There is a limitation to these results, though: removing a full value embedding-module removes value embeddings from one early and one late layer, but my baseline removes value embeddings from two early layers only. As we’ve seen before, this might have a big effect. I haven’t run any experiments looking at, for example, removing the value embeddings from layers 0 and 14, or 1 and 13, etc., but those would be better comparisons. Nevertheless, it does seem like the parameters of the value embedding-module are missed.

Shifting value embeddings

As discussed above, it might be interesting to shift the value embeddings from the early layers to slightly later layers. Let’s see this on two examples, where we use the value embeddings on layers 1, 2, and 3 or 2, 3, and 4 instead of 0, 1, and 2. In other words, we shift the early value embeddings to one or two layers later each.

There were some pretty extreme differences in timing between these runs, but I believe that those were due to random chance / GPU issue, so I will just plot them over the steps:

13, 20, 21

The shifted value embeddings seem to lead to worse results than the non-shifted ones, and moreso the more they are shifted.

Sharing value embeddings differently

I did wonder if the structure of sharing value embeddings across many layers (so layer 0 and 13 etc.) is optimal, or if we can share them differently.

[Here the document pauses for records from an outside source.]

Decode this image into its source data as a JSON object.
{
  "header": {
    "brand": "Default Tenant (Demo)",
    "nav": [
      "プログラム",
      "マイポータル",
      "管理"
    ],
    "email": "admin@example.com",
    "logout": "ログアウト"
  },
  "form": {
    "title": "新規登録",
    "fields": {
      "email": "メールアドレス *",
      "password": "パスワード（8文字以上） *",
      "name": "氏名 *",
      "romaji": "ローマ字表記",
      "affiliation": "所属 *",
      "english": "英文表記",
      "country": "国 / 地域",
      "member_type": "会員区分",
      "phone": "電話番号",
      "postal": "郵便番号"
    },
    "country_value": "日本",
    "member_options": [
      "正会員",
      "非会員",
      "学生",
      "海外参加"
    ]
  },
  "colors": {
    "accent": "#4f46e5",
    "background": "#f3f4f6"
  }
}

My first experiment involved limiting myself to two value embeddings, which were shared in the following ways:

  1. Layers 0&1 and layers 14&15 share a value embedding each; so in total, we have removed one value embedding-module, but still apply the outputs of the remaining modules to two layers each
  2. Layers 0-2 and layers 13-15 share a value embedding each; so we again lose a value embedding-module, but apply each output to three different layers

The point of experiment (1) is to see if it makes a difference if we share embeddings between early and late layers, or if it’s also fine to share embeddings between early layers, and (separately) between late layers. The best baseline to this is the run where I removed the value embeddings from layers 0 and 13, because this also removed a full value embedding-module, and applied the resulting embeddings to a total of four layers. The only difference is that they are shared between distant layers.

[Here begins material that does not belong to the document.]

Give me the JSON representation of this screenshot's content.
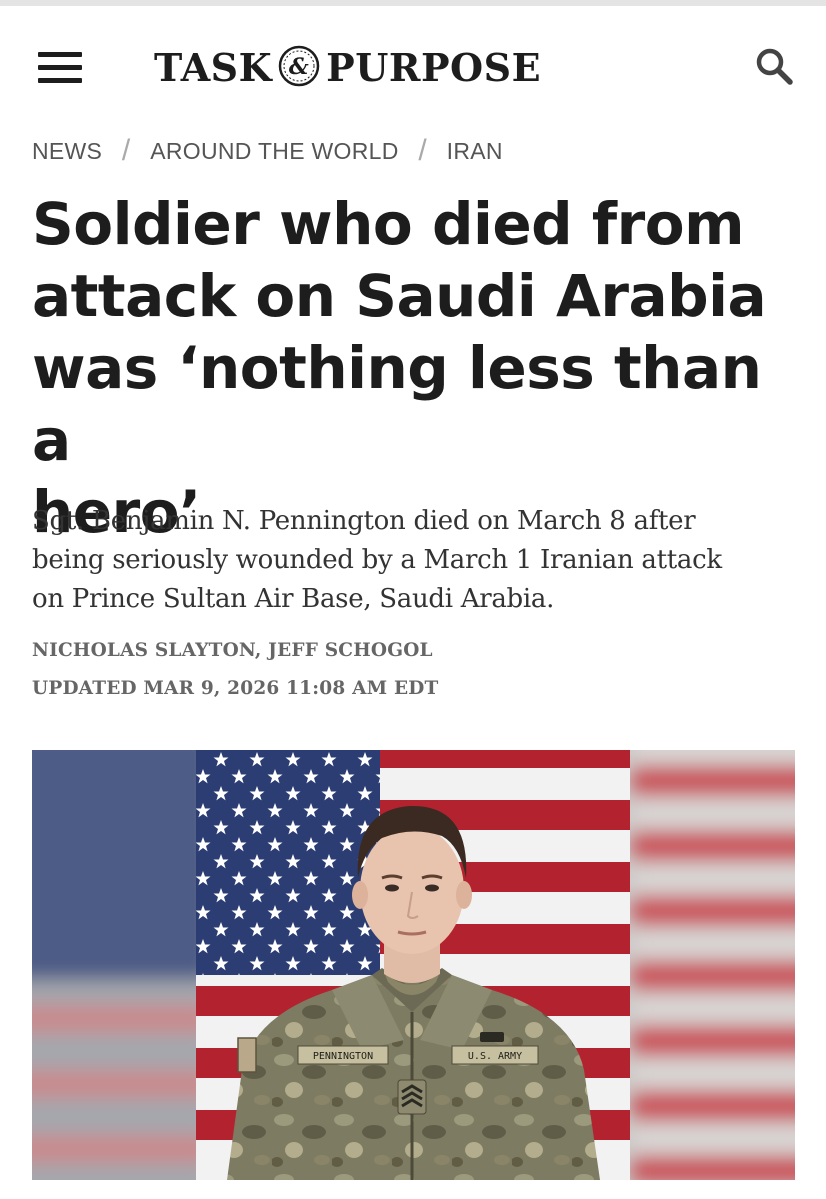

The point of experiment (2) is to see if we can make up for any performance hit from the removed embedding layer by sharing the embeddings more. The baseline is the original configuartion of value embeddings.

Here are the results:

8, 11, 12, 13

When we remove a full embedding layer, it is better to keep the interleaved structure where the value embeddings are shared between early and late layers, not between adjacent layers. Additionally, it is worse to share the same value embedding between three layers than it is to share it between two layers, even though the toal number of parameters stays constant.


Another way of sharing the value embeddings is to invert the application of the value embeddings in the early layers. I performed this experiment with the full five value embeddings, over the same number of steps as my record.

Before, the value embeddings are tied like this:

  • Embedding 1 is applied to layers 0 and 11
  • Embedding 2 is applied to layers 1 and 12
  • Embedding 3 is applied to layers 2 and 13
  • Embedding 4 is applied to layers 3 and 14
  • Embedding 5 is applied to layers 4 and 15

I thought it might be better to invert this like this:

  • Embedding 1 is applied to layers 0 and 15
  • Embedding 2 is applied to layers 1 and 14
  • Embedding 3 is applied to layers 2 and 13
  • Embedding 4 is applied to layers 3 and 12
  • Embedding 5 is applied to layers 4 and 11

This did not work though: over 17 runs, the mean final validation loss is 2.9196, compared to the 2.9194 without this change. This is a tiny, tiny bit worse, which means to me that the edit either changes nothing or makes things worse (though it’s hard to tell with such small differences).

Conclusion

Value embeddings are a powerful way to add bias to LLMs. In the case of the modded-nanogpt medium speedrun, adding two in the pattern of the existing value embeddings leads to a new world record, reducing the runtime by ca. 21 seconds.

The original pattern of applying the same value embeddings in the same order in the first and last few layers seems optimal.